Tulane Home Tulane Shield logo linking to site home page

Vision, Mission, and Values



The Section of Child and Adolescent Psychiatry at Tulane University meaningfully improves the mental health and well-being of children and their families and actively works to dismantle systems of oppression.




Tulane Child and Adolescent Psychiatry is dedicated to the discovery (research), dissemination (teaching and training) and application (advocacy and policy) of knowledge to promote the mental health and well-being of children and adolescents locally, regionally, nationally, and internationally. We are committed to providing and conveying through training the highest standards of clinical care for children and families, including assessment, prevention and treatment. In all of these endeavors, we respect all persons, appreciate diverse cultures, and recognize the essential role of families in the healthy development of children.




In order to fulfill our mission and vision, Tulane Child and Adolescent Psychiatry adopts the Tulane School of Medicine diversity statement and Graduate Medical Education commitment statement as integral to providing a diverse, equitable and inclusive learning and working environment. In addition, we actively work to dismantle systems of oppression through our service, training, research, and advocacy efforts and embrace the following values:


-Appreciation of historical context: We humbly acknowledge and value the indigenous peoples who occupied the land where we now live and work.  We further recognize and value the labor of enslaved peoples, primarily of African descent, who built much of the early university.


-Respect: We respect the humanity of the people we serve as well as each individual’s inherent expertise in their individual experiences as well as their cultural background.


-Cultural humility: We remain conscious of the ongoing need to examine our own privileges, biases, and assumptions about diverse individuals, recognize the responsibility of caring for others, and commit to engaging in a lifelong process of self-examination in order to identify and address these issues.


-Representation: We believe that having a section that includes staff, trainees, and faculty members who are representative of the people we serve is vital to delivering excellent and innovative care and training.
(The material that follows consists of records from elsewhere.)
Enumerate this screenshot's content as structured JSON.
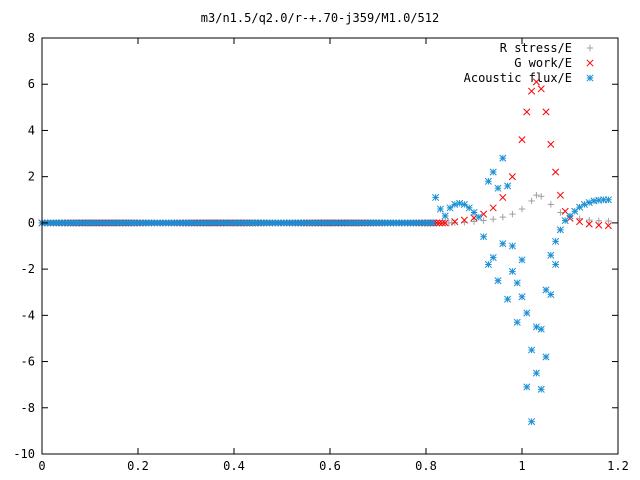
{
  "chart_data": {
    "type": "scatter",
    "title": "m3/n1.5/q2.0/r-+.70-j359/M1.0/512",
    "xlabel": "",
    "ylabel": "",
    "xlim": [
      0,
      1.2
    ],
    "ylim": [
      -10,
      8
    ],
    "x_ticks": [
      "0",
      "0.2",
      "0.4",
      "0.6",
      "0.8",
      "1",
      "1.2"
    ],
    "y_ticks": [
      "-10",
      "-8",
      "-6",
      "-4",
      "-2",
      "0",
      "2",
      "4",
      "6",
      "8"
    ],
    "grid": false,
    "legend_position": "top-right",
    "series": [
      {
        "name": "R stress/E",
        "marker": "+",
        "color": "#a0a0a0",
        "points": [
          [
            0.86,
            0.01
          ],
          [
            0.88,
            0.03
          ],
          [
            0.9,
            0.06
          ],
          [
            0.92,
            0.1
          ],
          [
            0.94,
            0.16
          ],
          [
            0.96,
            0.25
          ],
          [
            0.98,
            0.38
          ],
          [
            1.0,
            0.6
          ],
          [
            1.02,
            0.95
          ],
          [
            1.03,
            1.2
          ],
          [
            1.04,
            1.15
          ],
          [
            1.06,
            0.8
          ],
          [
            1.08,
            0.45
          ],
          [
            1.1,
            0.28
          ],
          [
            1.12,
            0.18
          ],
          [
            1.14,
            0.12
          ],
          [
            1.16,
            0.09
          ],
          [
            1.18,
            0.08
          ]
        ]
      },
      {
        "name": "G work/E",
        "marker": "x",
        "color": "#ff0000",
        "points": [
          [
            0.84,
            0.0
          ],
          [
            0.86,
            0.05
          ],
          [
            0.88,
            0.12
          ],
          [
            0.9,
            0.22
          ],
          [
            0.92,
            0.38
          ],
          [
            0.94,
            0.65
          ],
          [
            0.96,
            1.1
          ],
          [
            0.98,
            2.0
          ],
          [
            1.0,
            3.6
          ],
          [
            1.01,
            4.8
          ],
          [
            1.02,
            5.7
          ],
          [
            1.03,
            6.1
          ],
          [
            1.04,
            5.8
          ],
          [
            1.05,
            4.8
          ],
          [
            1.06,
            3.4
          ],
          [
            1.07,
            2.2
          ],
          [
            1.08,
            1.2
          ],
          [
            1.09,
            0.5
          ],
          [
            1.1,
            0.2
          ],
          [
            1.12,
            0.05
          ],
          [
            1.14,
            -0.05
          ],
          [
            1.16,
            -0.1
          ],
          [
            1.18,
            -0.12
          ]
        ]
      },
      {
        "name": "Acoustic flux/E",
        "marker": "*",
        "color": "#1a8fd6",
        "points": [
          [
            0.82,
            1.1
          ],
          [
            0.83,
            0.6
          ],
          [
            0.84,
            0.3
          ],
          [
            0.85,
            0.65
          ],
          [
            0.86,
            0.8
          ],
          [
            0.87,
            0.85
          ],
          [
            0.88,
            0.8
          ],
          [
            0.89,
            0.65
          ],
          [
            0.9,
            0.45
          ],
          [
            0.91,
            0.25
          ],
          [
            0.92,
            -0.6
          ],
          [
            0.93,
            1.8
          ],
          [
            0.93,
            -1.8
          ],
          [
            0.94,
            2.2
          ],
          [
            0.94,
            -1.5
          ],
          [
            0.95,
            1.5
          ],
          [
            0.95,
            -2.5
          ],
          [
            0.96,
            2.8
          ],
          [
            0.96,
            -0.9
          ],
          [
            0.97,
            1.6
          ],
          [
            0.97,
            -3.3
          ],
          [
            0.98,
            -1.0
          ],
          [
            0.98,
            -2.1
          ],
          [
            0.99,
            -4.3
          ],
          [
            0.99,
            -2.6
          ],
          [
            1.0,
            -3.2
          ],
          [
            1.0,
            -1.6
          ],
          [
            1.01,
            -7.1
          ],
          [
            1.01,
            -3.9
          ],
          [
            1.02,
            -8.6
          ],
          [
            1.02,
            -5.5
          ],
          [
            1.03,
            -4.5
          ],
          [
            1.03,
            -6.5
          ],
          [
            1.04,
            -4.6
          ],
          [
            1.04,
            -7.2
          ],
          [
            1.05,
            -2.9
          ],
          [
            1.05,
            -5.8
          ],
          [
            1.06,
            -1.4
          ],
          [
            1.06,
            -3.1
          ],
          [
            1.07,
            -0.8
          ],
          [
            1.07,
            -1.8
          ],
          [
            1.08,
            -0.3
          ],
          [
            1.09,
            0.1
          ],
          [
            1.1,
            0.3
          ],
          [
            1.11,
            0.5
          ],
          [
            1.12,
            0.68
          ],
          [
            1.13,
            0.8
          ],
          [
            1.14,
            0.88
          ],
          [
            1.15,
            0.95
          ],
          [
            1.16,
            0.98
          ],
          [
            1.17,
            1.0
          ],
          [
            1.18,
            1.0
          ]
        ]
      }
    ]
  }
}
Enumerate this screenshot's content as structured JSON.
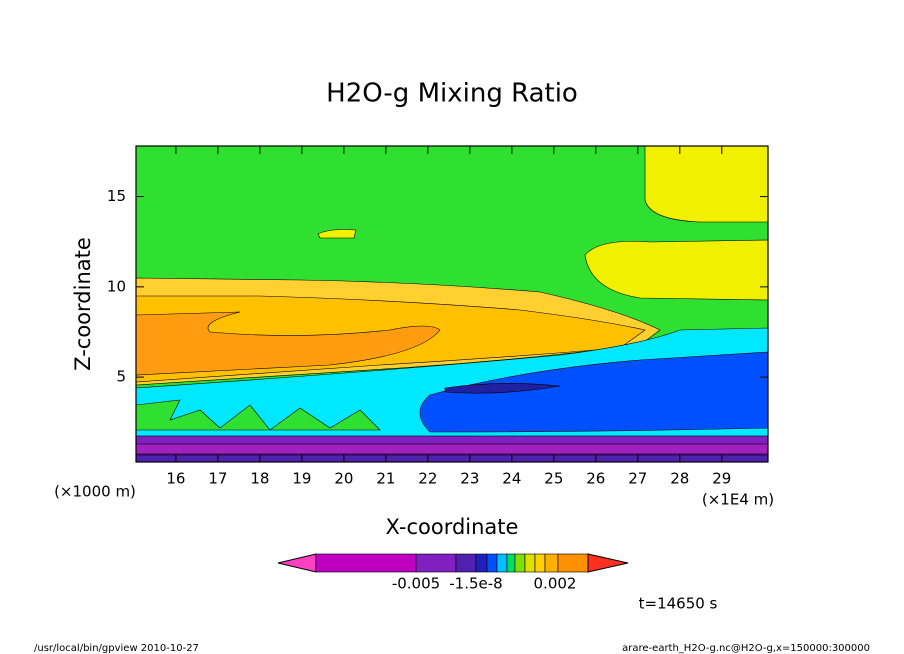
{
  "chart_data": {
    "type": "contour",
    "title": "H2O-g Mixing Ratio",
    "x_label": "X-coordinate",
    "y_label": "Z-coordinate",
    "x_unit": "(×1E4 m)",
    "y_unit": "(×1000 m)",
    "xlim": [
      15.05,
      30.1
    ],
    "ylim": [
      0.3,
      17.8
    ],
    "xticks": [
      16,
      17,
      18,
      19,
      20,
      21,
      22,
      23,
      24,
      25,
      26,
      27,
      28,
      29
    ],
    "yticks": [
      5,
      10,
      15
    ],
    "time_label": "t=14650 s",
    "colorbar": {
      "colors": [
        "#ff40c0",
        "#c000c0",
        "#8020c0",
        "#5020b0",
        "#2020c0",
        "#0050ff",
        "#00c0ff",
        "#00e060",
        "#80e000",
        "#e0e000",
        "#ffd000",
        "#ffb000",
        "#ff9000",
        "#ff3020"
      ],
      "labels": [
        "-0.005",
        "-1.5e-8",
        "0.002"
      ]
    },
    "footer_left": "/usr/local/bin/gpview  2010-10-27",
    "footer_right": "arare-earth_H2O-g.nc@H2O-g,x=150000:300000"
  }
}
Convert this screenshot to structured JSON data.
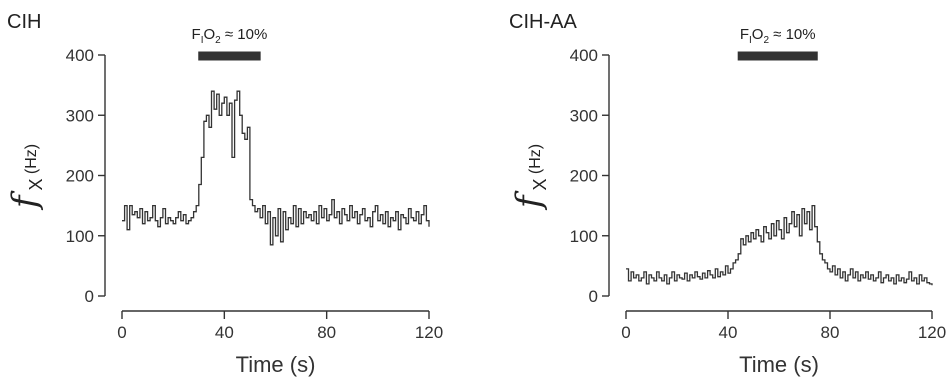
{
  "chart_data": [
    {
      "type": "line",
      "panel_label": "CIH",
      "xlabel": "Time (s)",
      "ylabel_symbol": "f",
      "ylabel_subscript": "X",
      "ylabel_unit": "(Hz)",
      "xlim": [
        0,
        120
      ],
      "ylim": [
        0,
        400
      ],
      "xticks": [
        0,
        40,
        80,
        120
      ],
      "yticks": [
        0,
        100,
        200,
        300,
        400
      ],
      "stimulus": {
        "label_main": "F",
        "label_sub": "I",
        "label_o": "O",
        "label_o_sub": "2",
        "label_rest": " ≈ 10%",
        "start": 30,
        "end": 54
      },
      "series": [
        {
          "x": [
            0,
            1,
            2,
            3,
            4,
            5,
            6,
            7,
            8,
            9,
            10,
            11,
            12,
            13,
            14,
            15,
            16,
            17,
            18,
            19,
            20,
            21,
            22,
            23,
            24,
            25,
            26,
            27,
            28,
            29,
            30,
            31,
            32,
            33,
            34,
            35,
            36,
            37,
            38,
            39,
            40,
            41,
            42,
            43,
            44,
            45,
            46,
            47,
            48,
            49,
            50,
            51,
            52,
            53,
            54,
            55,
            56,
            57,
            58,
            59,
            60,
            61,
            62,
            63,
            64,
            65,
            66,
            67,
            68,
            69,
            70,
            71,
            72,
            73,
            74,
            75,
            76,
            77,
            78,
            79,
            80,
            81,
            82,
            83,
            84,
            85,
            86,
            87,
            88,
            89,
            90,
            91,
            92,
            93,
            94,
            95,
            96,
            97,
            98,
            99,
            100,
            101,
            102,
            103,
            104,
            105,
            106,
            107,
            108,
            109,
            110,
            111,
            112,
            113,
            114,
            115,
            116,
            117,
            118,
            119,
            120
          ],
          "y": [
            125,
            150,
            110,
            150,
            135,
            140,
            130,
            145,
            120,
            140,
            125,
            130,
            150,
            125,
            115,
            130,
            145,
            120,
            130,
            125,
            120,
            130,
            140,
            125,
            135,
            120,
            125,
            130,
            140,
            150,
            185,
            230,
            290,
            300,
            280,
            340,
            310,
            335,
            300,
            320,
            330,
            300,
            320,
            230,
            325,
            340,
            300,
            270,
            260,
            280,
            160,
            150,
            140,
            145,
            130,
            150,
            120,
            140,
            85,
            130,
            100,
            145,
            90,
            140,
            110,
            130,
            120,
            150,
            115,
            145,
            120,
            140,
            130,
            135,
            125,
            140,
            120,
            150,
            130,
            145,
            125,
            135,
            160,
            130,
            140,
            120,
            145,
            135,
            125,
            150,
            130,
            140,
            120,
            135,
            145,
            125,
            130,
            115,
            140,
            150,
            125,
            135,
            120,
            140,
            115,
            130,
            125,
            140,
            110,
            135,
            130,
            120,
            145,
            130,
            125,
            140,
            120,
            135,
            150,
            125,
            115
          ]
        }
      ]
    },
    {
      "type": "line",
      "panel_label": "CIH-AA",
      "xlabel": "Time (s)",
      "ylabel_symbol": "f",
      "ylabel_subscript": "X",
      "ylabel_unit": "(Hz)",
      "xlim": [
        0,
        120
      ],
      "ylim": [
        0,
        400
      ],
      "xticks": [
        0,
        40,
        80,
        120
      ],
      "yticks": [
        0,
        100,
        200,
        300,
        400
      ],
      "stimulus": {
        "label_main": "F",
        "label_sub": "I",
        "label_o": "O",
        "label_o_sub": "2",
        "label_rest": " ≈ 10%",
        "start": 44,
        "end": 75
      },
      "series": [
        {
          "x": [
            0,
            1,
            2,
            3,
            4,
            5,
            6,
            7,
            8,
            9,
            10,
            11,
            12,
            13,
            14,
            15,
            16,
            17,
            18,
            19,
            20,
            21,
            22,
            23,
            24,
            25,
            26,
            27,
            28,
            29,
            30,
            31,
            32,
            33,
            34,
            35,
            36,
            37,
            38,
            39,
            40,
            41,
            42,
            43,
            44,
            45,
            46,
            47,
            48,
            49,
            50,
            51,
            52,
            53,
            54,
            55,
            56,
            57,
            58,
            59,
            60,
            61,
            62,
            63,
            64,
            65,
            66,
            67,
            68,
            69,
            70,
            71,
            72,
            73,
            74,
            75,
            76,
            77,
            78,
            79,
            80,
            81,
            82,
            83,
            84,
            85,
            86,
            87,
            88,
            89,
            90,
            91,
            92,
            93,
            94,
            95,
            96,
            97,
            98,
            99,
            100,
            101,
            102,
            103,
            104,
            105,
            106,
            107,
            108,
            109,
            110,
            111,
            112,
            113,
            114,
            115,
            116,
            117,
            118,
            119,
            120
          ],
          "y": [
            45,
            25,
            40,
            30,
            35,
            25,
            30,
            40,
            20,
            35,
            30,
            25,
            40,
            30,
            25,
            35,
            20,
            30,
            40,
            25,
            35,
            30,
            28,
            38,
            25,
            35,
            30,
            40,
            32,
            28,
            38,
            30,
            42,
            35,
            30,
            45,
            32,
            40,
            35,
            50,
            38,
            45,
            55,
            60,
            70,
            95,
            85,
            100,
            90,
            105,
            95,
            110,
            100,
            90,
            115,
            105,
            95,
            120,
            100,
            125,
            110,
            95,
            130,
            105,
            120,
            140,
            115,
            135,
            100,
            145,
            120,
            140,
            110,
            150,
            115,
            90,
            70,
            60,
            55,
            45,
            40,
            50,
            35,
            45,
            30,
            40,
            25,
            35,
            45,
            30,
            40,
            25,
            35,
            30,
            40,
            28,
            35,
            25,
            30,
            40,
            22,
            30,
            35,
            25,
            30,
            20,
            35,
            25,
            30,
            22,
            28,
            40,
            25,
            30,
            20,
            35,
            25,
            30,
            22,
            20,
            18
          ]
        }
      ]
    }
  ]
}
-Culturally responsive practice: We are aware of the need to evaluate many existing established evidence-based practices in ethnic minority children to enhance our confidence in their usefulness. With this awareness, we must work actively to identify and develop innovative practices that are both effective and inclusive of the unique characteristics of individuals and cultures.



Our Commitment to Diversity, Equity and Inclusion:

The Tulane Child and Adolescent Psychiatry Section will foster the development of knowledge, skills, and professional practices in faculty, staff, trainees and students that:

  1. Adhere to the highest ethical standards.
  2. Acknowledge the disparities that exist in the ability of Black, Indigenous and People of Color (BIPOC) to access excellent mental health care; the history of exploitative research using communities of color; and the traumatic impacts of systemic racism, sexism, homophobia, and associated oppression;
  3. Are committed to sustainable change, particularly for communities with a history of inequitable health care, inequitable political representation and inaccurate overrepresentation in some mental health diagnoses;
  4. Enhance critical thinking and the generation, evaluation, and application of research findings with an intentional focus on equitable representation of populations within research endeavors;
  5. Encourage the use of prevention strategies and evidence-based treatment modalities that are attuned to the unique needs and inherent strengths of diverse individuals, families, and community systems;
  6. Emphasize effective culturally-responsive approaches to individual and community challenges including trauma, disasters, and health disparities.
  7. Foster collaborative interdisciplinary approaches in direct care and the interface of systems;
  8. Promote clinical, academic and/or administrative leadership development among staff, trainees, and faculty members from underrepresented and marginalized groups.